Deterministically restart a dataloader#
Overview#
When training a Large Language Model (LLM), you might have to pause the training run for various reasons, such as changing the batch size or a hyperparameter, addressing training instabilities, or training with more hardware.
To combat this, you can add checkpoints to the model to restart the training at the same point where the training was paused. This feature offers a similar capability for input-generating data loaders. Moreover, a model trained on duplicate samples performs worse than the one trained on deduplicated data ([1, 2]). Even if a dataset is deduplicated, and the dataloader is not deterministically restarted after the training has been paused, the model could get trained on samples or batches the model has already seen. This could lead to memorization and degrade the upstream and downstream performance of the model.
To overcome this issue, Cerebras offers a feature that enables users to resume training deterministically – from the same point in the input-generating dataloader where a previous run was halted – thereby ensuring the model does not get trained with repeated data samples.
Note
This feature requires train_input.num_workers=1.
Resuming training deterministically#
For your original run from global step=0
, in the config YAML file, set the parameter cerebras.save_iter_state_path
to the mounted directory where the data checkpoints will get written. Note that this directory should be visible to the worker nodes in the Weight Streaming mode. Ensure this path is a mounted path and specified under the --mount_dirs
. A new directory will be created if it does not already exist.

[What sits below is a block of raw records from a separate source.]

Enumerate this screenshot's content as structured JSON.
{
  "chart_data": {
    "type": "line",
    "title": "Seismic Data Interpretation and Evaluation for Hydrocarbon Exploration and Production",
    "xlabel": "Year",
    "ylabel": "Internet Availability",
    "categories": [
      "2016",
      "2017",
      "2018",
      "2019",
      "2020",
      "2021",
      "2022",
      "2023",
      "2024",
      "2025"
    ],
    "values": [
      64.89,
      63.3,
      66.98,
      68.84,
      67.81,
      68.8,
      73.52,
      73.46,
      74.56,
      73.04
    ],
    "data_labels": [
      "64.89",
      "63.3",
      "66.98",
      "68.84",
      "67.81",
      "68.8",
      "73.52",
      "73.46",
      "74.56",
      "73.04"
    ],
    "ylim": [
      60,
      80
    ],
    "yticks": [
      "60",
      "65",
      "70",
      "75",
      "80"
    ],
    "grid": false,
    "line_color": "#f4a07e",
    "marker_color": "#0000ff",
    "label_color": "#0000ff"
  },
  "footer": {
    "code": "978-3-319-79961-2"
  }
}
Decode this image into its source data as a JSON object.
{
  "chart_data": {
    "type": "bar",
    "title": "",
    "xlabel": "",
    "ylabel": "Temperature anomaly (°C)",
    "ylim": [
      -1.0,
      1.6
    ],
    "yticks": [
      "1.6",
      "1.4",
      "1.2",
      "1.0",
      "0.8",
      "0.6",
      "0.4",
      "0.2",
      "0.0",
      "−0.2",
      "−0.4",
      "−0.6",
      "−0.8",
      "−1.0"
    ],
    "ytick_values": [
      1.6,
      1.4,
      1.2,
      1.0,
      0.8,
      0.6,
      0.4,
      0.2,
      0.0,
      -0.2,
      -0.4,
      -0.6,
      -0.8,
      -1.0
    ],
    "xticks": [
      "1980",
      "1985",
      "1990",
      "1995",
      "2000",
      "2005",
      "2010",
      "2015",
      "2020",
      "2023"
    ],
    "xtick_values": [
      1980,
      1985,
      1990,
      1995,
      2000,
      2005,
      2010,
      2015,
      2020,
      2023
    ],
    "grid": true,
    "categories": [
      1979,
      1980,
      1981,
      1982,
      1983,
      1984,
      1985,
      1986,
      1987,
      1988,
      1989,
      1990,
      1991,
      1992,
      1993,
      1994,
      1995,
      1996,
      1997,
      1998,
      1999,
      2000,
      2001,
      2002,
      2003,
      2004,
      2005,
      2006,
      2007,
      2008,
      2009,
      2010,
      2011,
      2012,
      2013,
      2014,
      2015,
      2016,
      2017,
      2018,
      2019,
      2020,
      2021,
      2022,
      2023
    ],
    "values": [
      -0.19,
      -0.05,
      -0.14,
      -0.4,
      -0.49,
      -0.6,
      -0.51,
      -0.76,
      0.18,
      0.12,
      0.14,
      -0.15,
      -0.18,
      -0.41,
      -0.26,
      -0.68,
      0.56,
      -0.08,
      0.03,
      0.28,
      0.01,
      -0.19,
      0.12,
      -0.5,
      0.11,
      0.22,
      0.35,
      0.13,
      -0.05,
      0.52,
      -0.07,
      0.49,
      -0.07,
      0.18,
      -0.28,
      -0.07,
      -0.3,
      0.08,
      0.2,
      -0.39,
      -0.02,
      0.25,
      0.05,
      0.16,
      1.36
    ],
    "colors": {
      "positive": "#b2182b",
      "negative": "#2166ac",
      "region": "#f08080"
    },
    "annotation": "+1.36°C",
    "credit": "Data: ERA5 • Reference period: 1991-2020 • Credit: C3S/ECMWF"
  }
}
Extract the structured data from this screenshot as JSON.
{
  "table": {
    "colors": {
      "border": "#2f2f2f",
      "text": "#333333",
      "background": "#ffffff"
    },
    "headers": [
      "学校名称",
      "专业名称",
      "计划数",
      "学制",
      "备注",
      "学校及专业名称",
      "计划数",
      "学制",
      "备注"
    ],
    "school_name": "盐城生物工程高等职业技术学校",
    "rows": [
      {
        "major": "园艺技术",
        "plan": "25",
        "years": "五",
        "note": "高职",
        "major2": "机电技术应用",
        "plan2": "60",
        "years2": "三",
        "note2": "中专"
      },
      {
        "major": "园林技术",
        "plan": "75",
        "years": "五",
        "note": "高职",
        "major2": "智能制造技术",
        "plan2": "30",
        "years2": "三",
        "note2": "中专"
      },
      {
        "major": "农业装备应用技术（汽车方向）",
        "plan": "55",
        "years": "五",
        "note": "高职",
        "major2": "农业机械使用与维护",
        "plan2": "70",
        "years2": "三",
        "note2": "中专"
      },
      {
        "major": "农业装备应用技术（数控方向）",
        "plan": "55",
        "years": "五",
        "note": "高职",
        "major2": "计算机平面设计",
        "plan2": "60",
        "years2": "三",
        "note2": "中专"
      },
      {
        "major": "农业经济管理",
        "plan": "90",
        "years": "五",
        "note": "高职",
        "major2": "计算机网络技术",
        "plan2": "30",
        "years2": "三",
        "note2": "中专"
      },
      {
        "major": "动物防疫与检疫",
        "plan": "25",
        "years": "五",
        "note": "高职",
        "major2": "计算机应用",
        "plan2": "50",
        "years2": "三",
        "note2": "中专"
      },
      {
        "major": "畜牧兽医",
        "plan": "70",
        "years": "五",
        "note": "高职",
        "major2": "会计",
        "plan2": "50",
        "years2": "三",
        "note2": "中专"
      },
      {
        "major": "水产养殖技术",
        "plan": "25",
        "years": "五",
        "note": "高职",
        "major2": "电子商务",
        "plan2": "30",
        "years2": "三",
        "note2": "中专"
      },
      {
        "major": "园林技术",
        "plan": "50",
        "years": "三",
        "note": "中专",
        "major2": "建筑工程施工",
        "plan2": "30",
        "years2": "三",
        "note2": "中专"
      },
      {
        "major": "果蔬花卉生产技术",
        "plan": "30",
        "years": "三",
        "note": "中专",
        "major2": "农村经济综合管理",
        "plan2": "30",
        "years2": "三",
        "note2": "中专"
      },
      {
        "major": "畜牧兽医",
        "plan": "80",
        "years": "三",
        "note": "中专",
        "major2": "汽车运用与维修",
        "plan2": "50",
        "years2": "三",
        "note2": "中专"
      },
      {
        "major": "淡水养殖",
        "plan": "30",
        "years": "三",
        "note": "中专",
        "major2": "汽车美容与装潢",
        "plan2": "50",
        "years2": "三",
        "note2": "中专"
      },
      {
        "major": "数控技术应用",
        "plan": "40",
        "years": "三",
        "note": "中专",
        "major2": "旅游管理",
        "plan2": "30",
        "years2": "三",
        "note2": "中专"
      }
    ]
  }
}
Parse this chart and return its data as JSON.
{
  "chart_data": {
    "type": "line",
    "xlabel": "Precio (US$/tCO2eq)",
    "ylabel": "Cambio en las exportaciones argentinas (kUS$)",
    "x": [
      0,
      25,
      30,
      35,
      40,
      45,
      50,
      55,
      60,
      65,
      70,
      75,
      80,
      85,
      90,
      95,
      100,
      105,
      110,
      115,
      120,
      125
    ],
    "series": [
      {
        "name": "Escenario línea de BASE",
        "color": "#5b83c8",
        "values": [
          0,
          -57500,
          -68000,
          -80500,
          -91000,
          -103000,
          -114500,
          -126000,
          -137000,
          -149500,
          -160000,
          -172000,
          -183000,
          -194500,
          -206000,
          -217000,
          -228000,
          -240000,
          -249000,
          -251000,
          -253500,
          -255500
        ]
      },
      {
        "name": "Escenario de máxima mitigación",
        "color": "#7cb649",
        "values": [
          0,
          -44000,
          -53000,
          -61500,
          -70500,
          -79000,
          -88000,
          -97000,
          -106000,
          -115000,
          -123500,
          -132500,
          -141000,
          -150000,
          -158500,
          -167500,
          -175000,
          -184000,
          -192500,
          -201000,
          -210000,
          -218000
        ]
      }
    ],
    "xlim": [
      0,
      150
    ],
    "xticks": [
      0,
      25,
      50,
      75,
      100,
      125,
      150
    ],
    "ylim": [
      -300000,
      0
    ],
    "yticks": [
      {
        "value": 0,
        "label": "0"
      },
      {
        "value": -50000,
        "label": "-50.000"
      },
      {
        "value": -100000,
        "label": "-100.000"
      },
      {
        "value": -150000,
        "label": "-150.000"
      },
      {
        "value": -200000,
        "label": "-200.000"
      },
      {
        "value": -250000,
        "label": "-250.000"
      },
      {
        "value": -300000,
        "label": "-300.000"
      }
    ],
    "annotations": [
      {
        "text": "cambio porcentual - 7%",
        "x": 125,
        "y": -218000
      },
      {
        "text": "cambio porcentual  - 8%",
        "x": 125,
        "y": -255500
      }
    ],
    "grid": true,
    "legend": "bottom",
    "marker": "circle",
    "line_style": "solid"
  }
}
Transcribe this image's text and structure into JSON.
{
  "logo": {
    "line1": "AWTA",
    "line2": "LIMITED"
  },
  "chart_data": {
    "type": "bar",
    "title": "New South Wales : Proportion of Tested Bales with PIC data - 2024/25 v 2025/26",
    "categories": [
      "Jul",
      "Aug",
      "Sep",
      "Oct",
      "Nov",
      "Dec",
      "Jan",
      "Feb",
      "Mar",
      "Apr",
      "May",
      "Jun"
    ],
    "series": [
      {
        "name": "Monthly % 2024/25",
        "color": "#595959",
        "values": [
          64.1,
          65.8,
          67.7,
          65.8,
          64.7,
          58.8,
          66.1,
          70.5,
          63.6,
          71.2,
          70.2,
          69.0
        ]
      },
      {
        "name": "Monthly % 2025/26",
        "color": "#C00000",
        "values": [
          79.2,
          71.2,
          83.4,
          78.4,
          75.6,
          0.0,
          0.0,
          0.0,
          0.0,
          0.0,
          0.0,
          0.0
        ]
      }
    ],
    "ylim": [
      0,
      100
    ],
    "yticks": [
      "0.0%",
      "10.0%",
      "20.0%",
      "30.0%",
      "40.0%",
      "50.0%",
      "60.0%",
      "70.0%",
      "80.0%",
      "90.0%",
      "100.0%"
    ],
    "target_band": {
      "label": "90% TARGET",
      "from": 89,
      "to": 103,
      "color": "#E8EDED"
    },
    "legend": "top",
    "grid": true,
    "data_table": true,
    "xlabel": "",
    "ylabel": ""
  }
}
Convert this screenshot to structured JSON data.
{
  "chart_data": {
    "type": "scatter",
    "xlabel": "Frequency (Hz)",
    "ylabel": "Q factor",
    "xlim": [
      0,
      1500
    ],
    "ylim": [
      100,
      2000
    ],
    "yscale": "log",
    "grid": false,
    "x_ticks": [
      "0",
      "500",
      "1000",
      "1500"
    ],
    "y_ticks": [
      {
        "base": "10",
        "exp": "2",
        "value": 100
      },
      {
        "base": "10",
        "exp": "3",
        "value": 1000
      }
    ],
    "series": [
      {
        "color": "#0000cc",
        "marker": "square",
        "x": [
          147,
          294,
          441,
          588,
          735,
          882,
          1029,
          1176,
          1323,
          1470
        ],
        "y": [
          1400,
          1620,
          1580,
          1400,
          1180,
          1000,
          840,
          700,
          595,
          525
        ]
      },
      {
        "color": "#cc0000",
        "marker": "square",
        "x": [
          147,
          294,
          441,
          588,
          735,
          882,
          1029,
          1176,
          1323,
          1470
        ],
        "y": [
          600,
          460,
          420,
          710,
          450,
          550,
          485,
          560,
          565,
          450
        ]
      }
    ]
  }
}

The following examples shows how to set the cerebras.save_iter_state_path
parameter to the mounted model zoo path in the YAML config file:
cerebras:
save_iter_state_path: </path/to/mounted/modelzoo/dir>
Once the run starts, confirm if the dataloader saves its state under the provided path. You should see two types of files in path </path/to/mounted/modelzoo/dir>
:
data_iter_checkpoint_state_file_global
data_iter_state_file_worker_<worker_id>_step_<global_step>.txt
The data_iter_checkpoint_state_file_global
file records the integer step at which the last weight checkpoint for a given run was captured.
The set of files data_iter_state_file_worker_<worker_id>_step_<global_step>.txt
records the iterator state at each of the global steps.
Note
The number of individual worker checkpoints will match the number of weight checkpoints – i.e., the frequency at which the dataloader state is saved is the same at which we capture the model checkpoints.
Best practices#
When restarting, provide the same path for
cerebras.save_iter_state_path
in the YAML, and the input dataloader will automatically restart from the same state as the original run.Try rewinding and restarting from a different step in the previous training run. To achieve this, modify
data_iter_checkpoint_state_file_global
and set it to the global step you want the run to restart. Note that this global step must be one of the steps where a dataloader checkpoint was saved.Try restarting the run with a different batch size, and the deterministic data restart feature should work seamlessly.
For Large Language Models, set the parameter runconfig.num_workers_per_csx
in the config file, training to 1.
runconfig:
num_workers_per_csx: 1
This argument can also be passed to run as a command as shown below:
(venv_cerebras_pt) $ python run.py \ CSX \ -p </path/to/params> \ -m <mode> \ --model_dir </path/to/model/dir> \ --num_workers_per_csx 1
Note
The user needs to manually modify the global state file to restart a run from a different checkpoint than the latest.